Yönetim iyi niyetle iki iyi oyuncu getirdi belki futbolda basit bir kural vardır. Eğer zorunda değilseniz defansla çok oynanmayacağını bilirsiniz.
İyi giden tandemi böyle kritik ve uyum sürecine tahammül olmayan bir şampiyonluk yarışında değiştirmek büyük bir risktir.
Keza Fenerbahçe son haftalarda bunun ceremesini çekiyor. Çağlar geldi gelmesine ama savunmada henüz güven vermiyor.
Çok uzun bir girizgah oldu farkındayım ama Alanyaspor maçında kaybedilen 2 puanı anlamak için Fenerbahçe’nin bu savunma dengesizliğine vurgu yapmam şarttı.
8’i isabetli 25 şut ve buna karşılık 2.47 gol beklentisi Fenerbahçe’nin üç puan almasına yetmedi. Bu rakamın 0.79’unun penaltıdan geldiğini de belirteyim.
Alanyaspor’un attığı 3 isabetli şutun 2’si gol oldu. Zaten toplamda 5 şutları vardı. 0.67 gol beklentisine karşılık 2 gol buldular. Çok verimli bir maç geçirdiklerini söylemek yanlış olmaz.

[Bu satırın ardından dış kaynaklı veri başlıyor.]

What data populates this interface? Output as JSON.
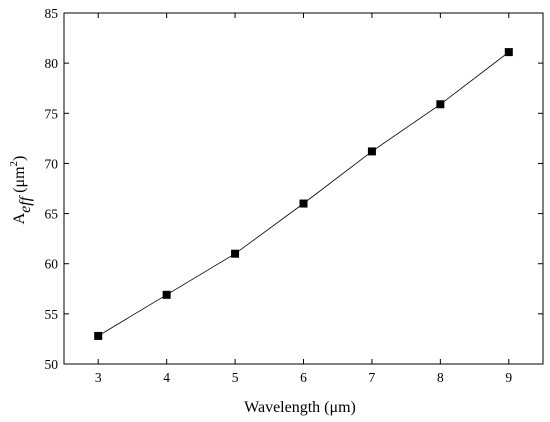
{
  "chart_data": {
    "type": "line",
    "title": "",
    "xlabel": "Wavelength (μm)",
    "ylabel": {
      "base": "A",
      "subscript": "eff",
      "unit_open": " (μm",
      "unit_sup": "2",
      "unit_close": ")"
    },
    "xlim": [
      2.5,
      9.5
    ],
    "ylim": [
      50,
      85
    ],
    "xticks": [
      3,
      4,
      5,
      6,
      7,
      8,
      9
    ],
    "yticks": [
      50,
      55,
      60,
      65,
      70,
      75,
      80,
      85
    ],
    "grid": false,
    "legend": "none",
    "marker": "square",
    "colors": {
      "series": "#000000",
      "axes": "#000000"
    },
    "series": [
      {
        "x": [
          3,
          4,
          5,
          6,
          7,
          8,
          9
        ],
        "values": [
          52.8,
          56.9,
          61.0,
          66.0,
          71.2,
          75.9,
          81.1
        ]
      }
    ]
  }
}
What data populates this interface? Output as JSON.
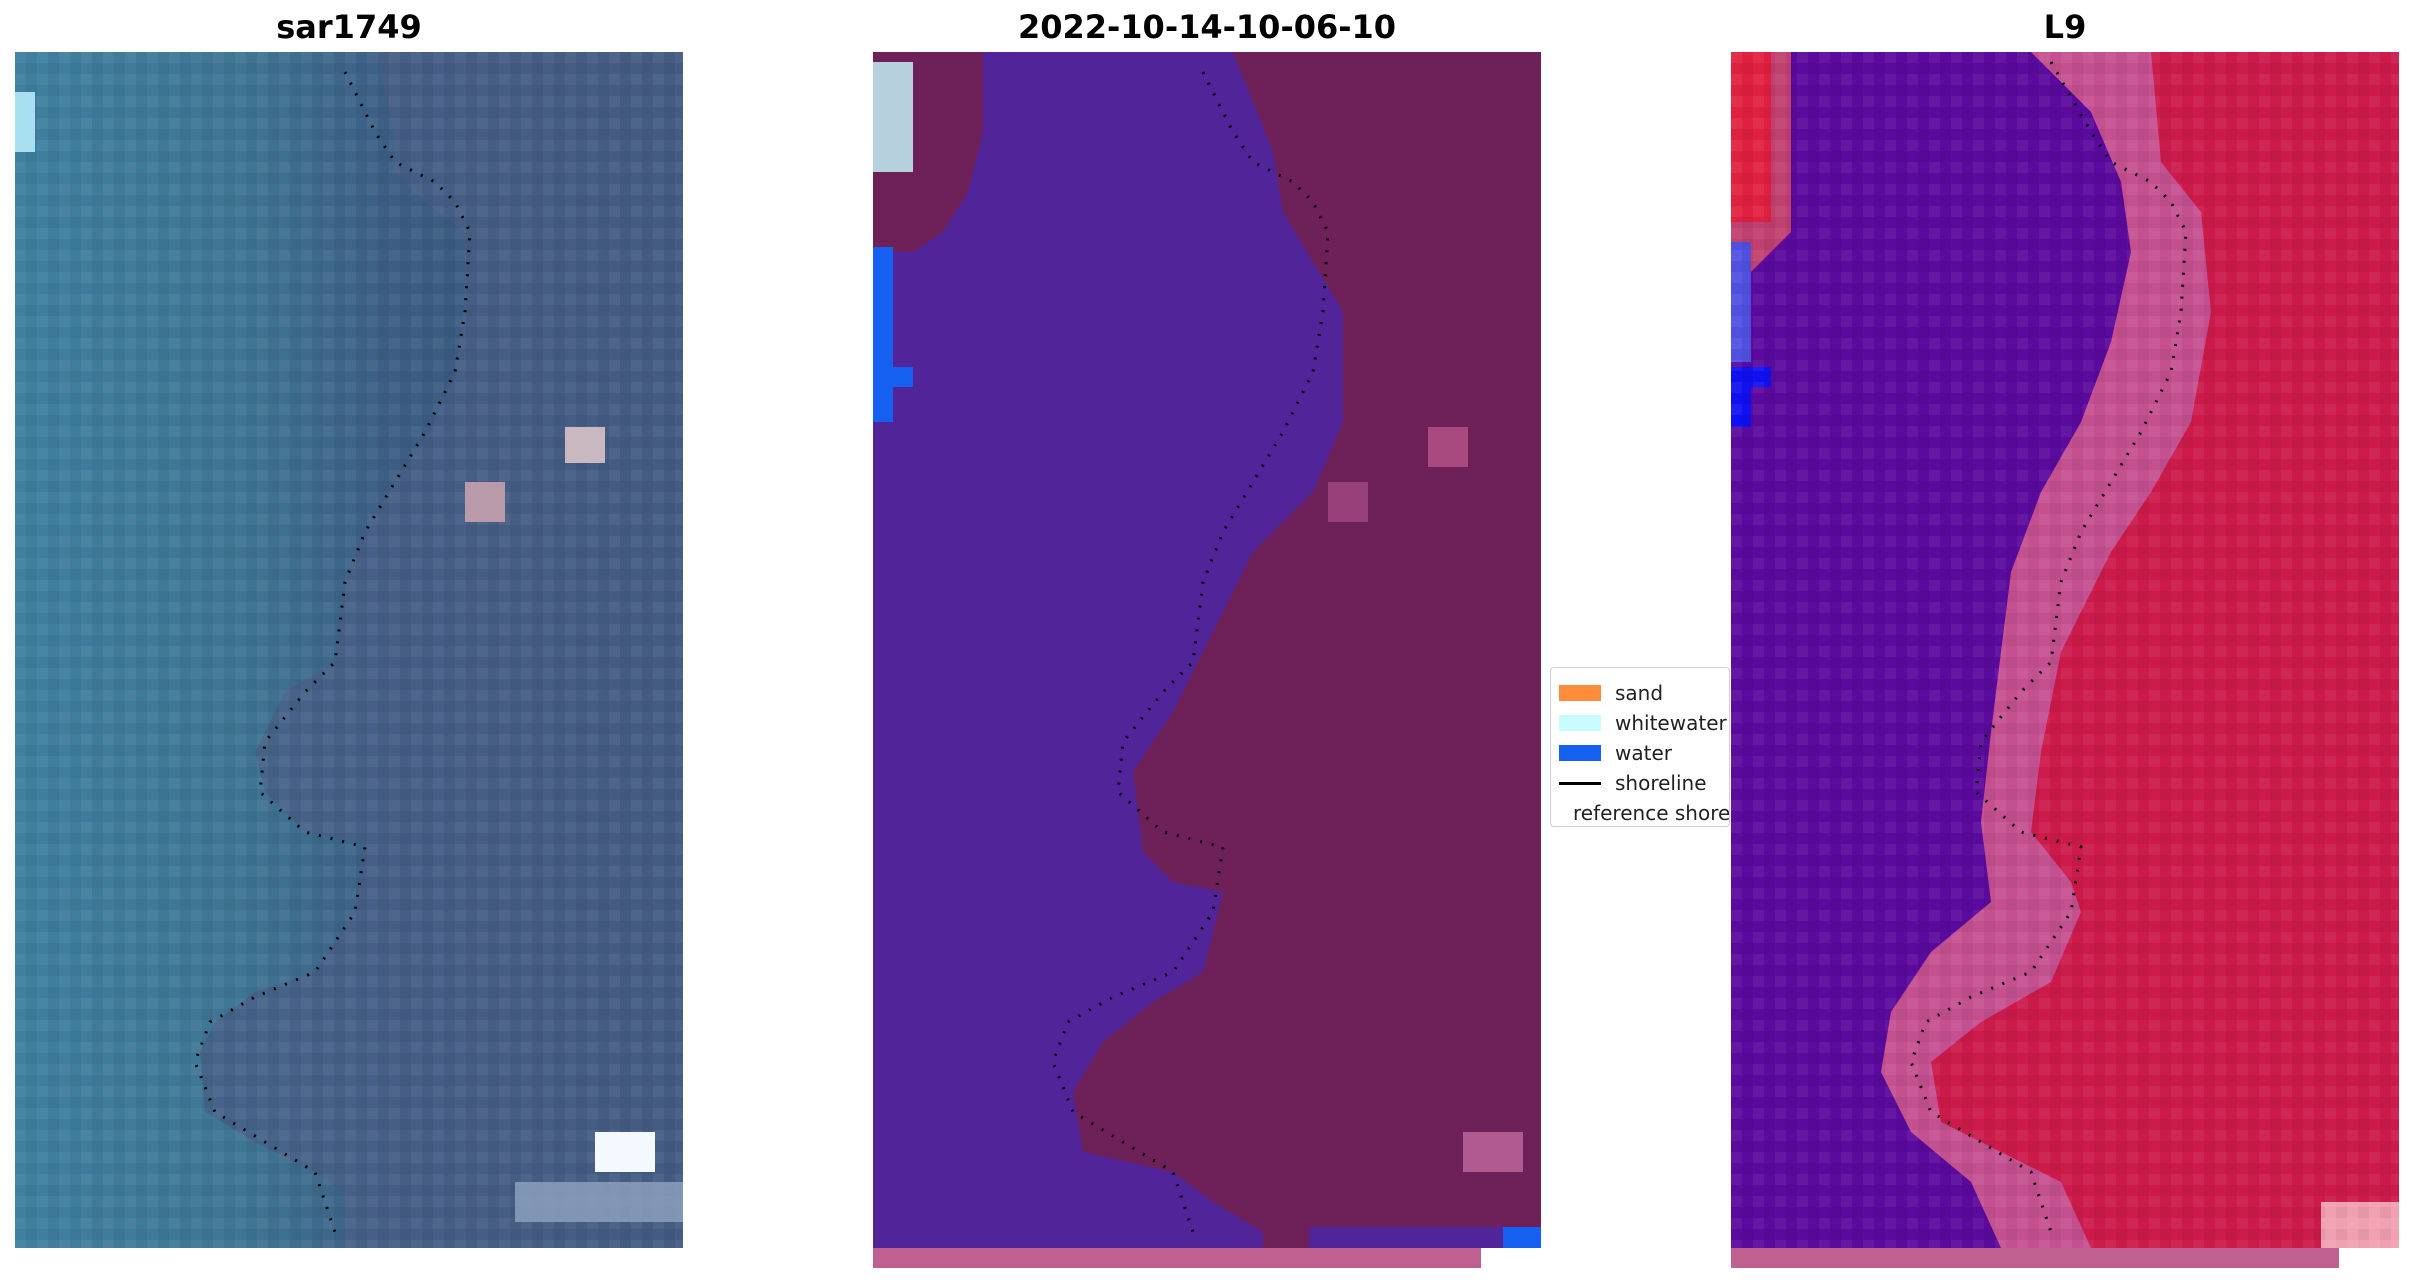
{
  "panels": [
    {
      "title": "sar1749",
      "kind": "rgb"
    },
    {
      "title": "2022-10-14-10-06-10",
      "kind": "classified"
    },
    {
      "title": "L9",
      "kind": "mndwi"
    }
  ],
  "legend": [
    {
      "label": "sand",
      "color": "#ff8c3a",
      "type": "patch"
    },
    {
      "label": "whitewater",
      "color": "#c8fcff",
      "type": "patch"
    },
    {
      "label": "water",
      "color": "#1560f0",
      "type": "patch"
    },
    {
      "label": "shoreline",
      "color": "#000000",
      "type": "line"
    },
    {
      "label": "reference shoreline",
      "color": "#a03038",
      "type": "patch"
    }
  ],
  "colors": {
    "water_class": "#52249a",
    "land_class": "#6e2058",
    "rgb_water": "#3f7d9a",
    "rgb_land": "#3a5578",
    "mndwi_water": "#5a0a9c",
    "mndwi_land": "#cc1a4a",
    "bottom_strip": "#c06090"
  }
}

Rakip ceza sahası içinde 55 kez topla buluşan Fenerbahçe’nin rakibi Alanyaspor Fenerbahçe ceza sahasında sadece 7 kez topla buluşabildi.

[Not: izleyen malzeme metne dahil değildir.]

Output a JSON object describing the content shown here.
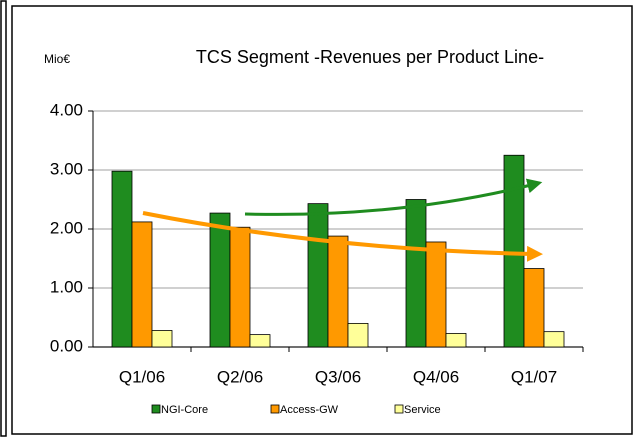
{
  "chart_data": {
    "type": "bar",
    "title": "TCS Segment -Revenues per Product Line-",
    "y_label": "Mio€",
    "categories": [
      "Q1/06",
      "Q2/06",
      "Q3/06",
      "Q4/06",
      "Q1/07"
    ],
    "series": [
      {
        "name": "NGI-Core",
        "color": "#1f8c1f",
        "values": [
          2.98,
          2.27,
          2.43,
          2.5,
          3.25
        ]
      },
      {
        "name": "Access-GW",
        "color": "#ff9900",
        "values": [
          2.12,
          2.03,
          1.88,
          1.78,
          1.33
        ]
      },
      {
        "name": "Service",
        "color": "#ffff99",
        "values": [
          0.28,
          0.21,
          0.4,
          0.23,
          0.26
        ]
      }
    ],
    "ylim": [
      0,
      4
    ],
    "yticks": [
      {
        "value": 0,
        "label": "0.00"
      },
      {
        "value": 1,
        "label": "1.00"
      },
      {
        "value": 2,
        "label": "2.00"
      },
      {
        "value": 3,
        "label": "3.00"
      },
      {
        "value": 4,
        "label": "4.00"
      }
    ],
    "grid": true
  }
}
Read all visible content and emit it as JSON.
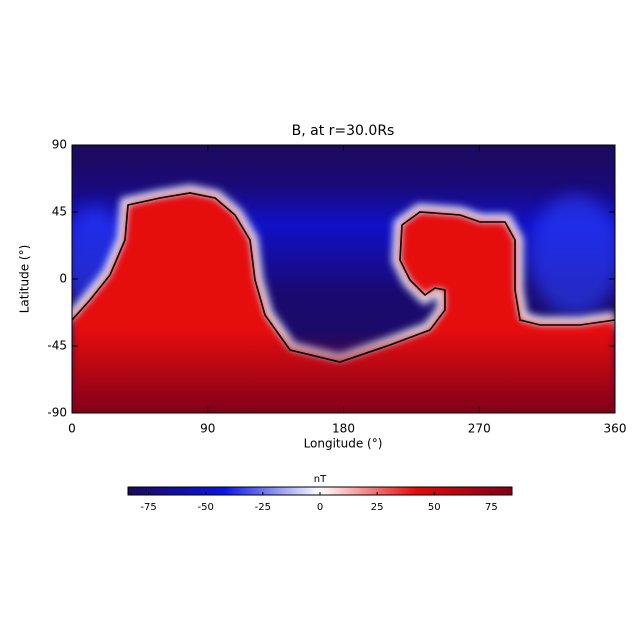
{
  "chart_data": {
    "type": "heatmap",
    "title": "B, at r=30.0Rs",
    "xlabel": "Longitude (°)",
    "ylabel": "Latitude (°)",
    "xlim": [
      0,
      360
    ],
    "xticks": [
      0,
      90,
      180,
      270,
      360
    ],
    "ylim": [
      -90,
      90
    ],
    "yticks": [
      -90,
      -45,
      0,
      45,
      90
    ],
    "colorbar": {
      "label": "nT",
      "lim": [
        -84,
        84
      ],
      "ticks": [
        -75,
        -50,
        -25,
        0,
        25,
        50,
        75
      ],
      "colormap": [
        "#1c0a5a",
        "#0a14e6",
        "#ffffff",
        "#e60a0a",
        "#80001a"
      ]
    }
  }
}
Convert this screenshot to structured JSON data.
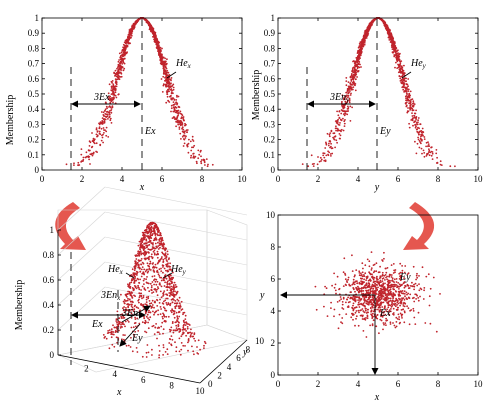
{
  "accent_color": "#c0242c",
  "curved_arrow_color": "#e2453c",
  "chart_data": [
    {
      "type": "scatter",
      "xlabel": "x",
      "ylabel": "Membership",
      "xlim": [
        0,
        10
      ],
      "ylim": [
        0,
        1
      ],
      "xticks": [
        "0",
        "2",
        "4",
        "6",
        "8",
        "10"
      ],
      "yticks": [
        "0",
        "0.1",
        "0.2",
        "0.3",
        "0.4",
        "0.5",
        "0.6",
        "0.7",
        "0.8",
        "0.9",
        "1"
      ],
      "expectation": 5,
      "entropy": 1.25,
      "hyper_entropy": 0.1,
      "points": 1500,
      "annotations": {
        "expectation": "Ex",
        "three_entropy": "3Ex",
        "hyper_entropy": "He",
        "hyper_entropy_sub": "x"
      }
    },
    {
      "type": "scatter",
      "xlabel": "y",
      "ylabel": "Membership",
      "xlim": [
        0,
        10
      ],
      "ylim": [
        0,
        1
      ],
      "xticks": [
        "0",
        "2",
        "4",
        "6",
        "8",
        "10"
      ],
      "yticks": [
        "0",
        "0.1",
        "0.2",
        "0.3",
        "0.4",
        "0.5",
        "0.6",
        "0.7",
        "0.8",
        "0.9",
        "1"
      ],
      "expectation": 5,
      "entropy": 1.25,
      "hyper_entropy": 0.1,
      "points": 1500,
      "annotations": {
        "expectation": "Ey",
        "three_entropy": "3En",
        "three_entropy_sub": "y",
        "hyper_entropy": "He",
        "hyper_entropy_sub": "y"
      }
    },
    {
      "type": "scatter",
      "xlabel": "x",
      "ylabel": "Membership",
      "zlabel": "y",
      "xlim": [
        0,
        10
      ],
      "ylim": [
        0,
        10
      ],
      "zlim": [
        0,
        1
      ],
      "xticks": [
        "2",
        "4",
        "6",
        "8",
        "10"
      ],
      "yticks": [
        "0",
        "2",
        "4",
        "6",
        "8",
        "10"
      ],
      "zticks": [
        "0",
        "0.2",
        "0.4",
        "0.6",
        "0.8",
        "1"
      ],
      "points": 1200,
      "annotations": {
        "hex": "He",
        "hex_sub": "x",
        "hey": "He",
        "hey_sub": "y",
        "three_enx": "3En",
        "three_enx_sub": "x",
        "three_eny": "3En",
        "three_eny_sub": "y",
        "ex": "Ex",
        "ey": "Ey"
      }
    },
    {
      "type": "scatter",
      "xlabel": "x",
      "ylabel": "y",
      "xlim": [
        0,
        10
      ],
      "ylim": [
        0,
        10
      ],
      "xticks": [
        "0",
        "2",
        "4",
        "6",
        "8",
        "10"
      ],
      "yticks": [
        "0",
        "2",
        "4",
        "6",
        "8",
        "10"
      ],
      "center": [
        5,
        5
      ],
      "points": 1000,
      "annotations": {
        "ex": "Ex",
        "ey": "Ey"
      }
    }
  ]
}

Evet maça kağıt üzerinde istatistiklerle baktığımızda Fenerbahçe’nin Alanya’yı dağııtması gerekirdi. Ancak öyle olmadı.
Alanyaspor’da bu haftaya kadar 18 maçta 1 gol 1 asist yapan L. Augusto mükemmel bir oyun oynayarak 2 gol attı ve Fenerbahçe’nin şampiyonluk yolunda yara almasına neden oldu.
Oyunun genelinde yüklenen, atak yapan, golü isteyen Fenerbahçe’ydi. Ancak sahada etkisiz iki isim Tadic ve Szymanski’ye 97 dakika dayanan İsmail Hoca kilidi açamadı.
Aslında 0-1 geriye düştükten sonra çok doğru zamanda 2-1’e dönmüştü maç ama skoru rahatlatmak yerine koruma psikolojisine girilmesi Alanyaspor’un da cesaretlenmesine neden oldu.
Günün etkisiz ismi Szymanski sadece 50 kere topla buluştu. Tadic de ileri hattın Polonyalıyla birlikte en isabetsiz pas yüzdesine sahip oyuncusundan biriydi.
Maçın sonlarında Dzeko yerine Tadic çıkabilir Kent daha verimli kullanılabilirdi.
Nitekim bu takımda Lincoln’ün neden gönderildiği de büyük bir soru işareti olarak karşımızda duruyor.
Fenerbahçe kendi sahasında belki de en puan kaybetmeyeceği maçta puan kaybederek şampiyonluk yolunda büyük bir yara aldı.
Bu kayıp savunmayla çok oynayan ve doğru değişiklikler yapmayan İsmail Hoca’ya yazar.